Вышли в море при ясной погоде. Но к середине дня небо нахмурилось. А к вечеру с северо-запада налетел сильный ветер. Море бурлило, огромные валы обрушивались на корабль. А тут еще сверху посыпался такой крупный град, что одна градина весила целый эрир.

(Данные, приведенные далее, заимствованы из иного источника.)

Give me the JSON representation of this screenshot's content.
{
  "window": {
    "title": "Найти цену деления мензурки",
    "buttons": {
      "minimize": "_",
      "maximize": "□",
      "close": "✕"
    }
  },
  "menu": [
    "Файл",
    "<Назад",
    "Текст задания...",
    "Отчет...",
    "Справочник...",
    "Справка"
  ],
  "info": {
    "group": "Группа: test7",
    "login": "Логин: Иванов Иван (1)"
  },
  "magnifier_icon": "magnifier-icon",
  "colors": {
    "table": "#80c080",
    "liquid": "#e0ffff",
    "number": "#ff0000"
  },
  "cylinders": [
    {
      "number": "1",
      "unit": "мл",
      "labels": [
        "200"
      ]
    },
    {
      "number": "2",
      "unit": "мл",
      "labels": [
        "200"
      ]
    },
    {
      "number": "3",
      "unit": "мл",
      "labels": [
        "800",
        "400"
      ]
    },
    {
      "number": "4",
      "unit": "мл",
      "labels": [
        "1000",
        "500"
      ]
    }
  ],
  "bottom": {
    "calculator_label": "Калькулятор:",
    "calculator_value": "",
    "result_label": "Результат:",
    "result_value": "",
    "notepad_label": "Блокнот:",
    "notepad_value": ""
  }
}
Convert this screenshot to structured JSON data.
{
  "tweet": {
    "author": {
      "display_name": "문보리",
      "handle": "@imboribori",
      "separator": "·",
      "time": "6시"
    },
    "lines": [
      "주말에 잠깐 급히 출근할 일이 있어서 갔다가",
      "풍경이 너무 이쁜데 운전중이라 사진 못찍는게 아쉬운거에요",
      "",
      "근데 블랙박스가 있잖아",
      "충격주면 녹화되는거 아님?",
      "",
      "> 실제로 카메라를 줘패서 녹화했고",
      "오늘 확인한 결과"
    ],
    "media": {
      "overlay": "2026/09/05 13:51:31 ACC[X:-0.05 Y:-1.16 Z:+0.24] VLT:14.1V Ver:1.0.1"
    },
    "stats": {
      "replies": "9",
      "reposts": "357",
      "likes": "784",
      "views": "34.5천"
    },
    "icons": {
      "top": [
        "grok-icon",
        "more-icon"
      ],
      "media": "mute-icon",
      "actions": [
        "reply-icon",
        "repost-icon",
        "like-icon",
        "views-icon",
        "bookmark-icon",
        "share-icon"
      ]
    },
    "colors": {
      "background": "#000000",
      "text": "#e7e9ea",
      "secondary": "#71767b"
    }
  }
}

Люди приготовились к худшему. Молились: кто – Тору, кто – Одину, кто – Ньёрду. Несколько человек бранили конунга Эйвинда за то, что отправил в плавание в заведомо опасное время. Все жалко выглядели. А Хельги облачился в красивую одежду. Золотистые волосы, которые обычно падали ему на плечи, он зачесал за уши и повязал шелковой лентой, украшенной золотом. На шею надел серебреную гривну с молоточками Тора. На запястье правой руки надел большой позолоченный браслет, который назывался Мольди, а на правую руку – золотое обручье, загнутое по краям и называвшееся Змеи Одина – то самое, которое когда-то принадлежало его отцу, Авальду Доброму. Лицо Хельги улыбалось, губы двигались. Он что-то радостно говорил, глядя на нос корабля, но слов его из-за громкого ветра никто не слышал.
Буря окончилась так же внезапно, как и началась. Море утихло и вместе с ним успокоились корабельщики. И тут Вестейн поинтересовался у Хельги, с какой стати он так разоделся и прихорошился.
– Знающие люди говорят, что чем наряднее ты выглядишь, тем лучше тебя примет морская богиня, – отвечал Хельги. – Я бы ее попросил, чтоб она проводила меня в Вальгаллу. Мой отец, Авальд, славным был человеком, и моя мать, Хельга, славной была женой. Она встретила ту же участь, что и ее муж. Фрея, я уверен, приняла ее в Фолькванг, свой чертог. Они бы меня сразу узнали по отцовскому обручью.
– А кому ты молился? – спросил Кари.
– Молись, не молись – от своей судьбы не уйдешь, – сказал Хельги и объяснил: – Я с кораблем разговаривал. Я ему говорил: «Счастливый путь, Верный. Мчись по волнам, бей в чело и в зубы, в щеки и в подбородок злую женщину, ломай ноги у чародейки!»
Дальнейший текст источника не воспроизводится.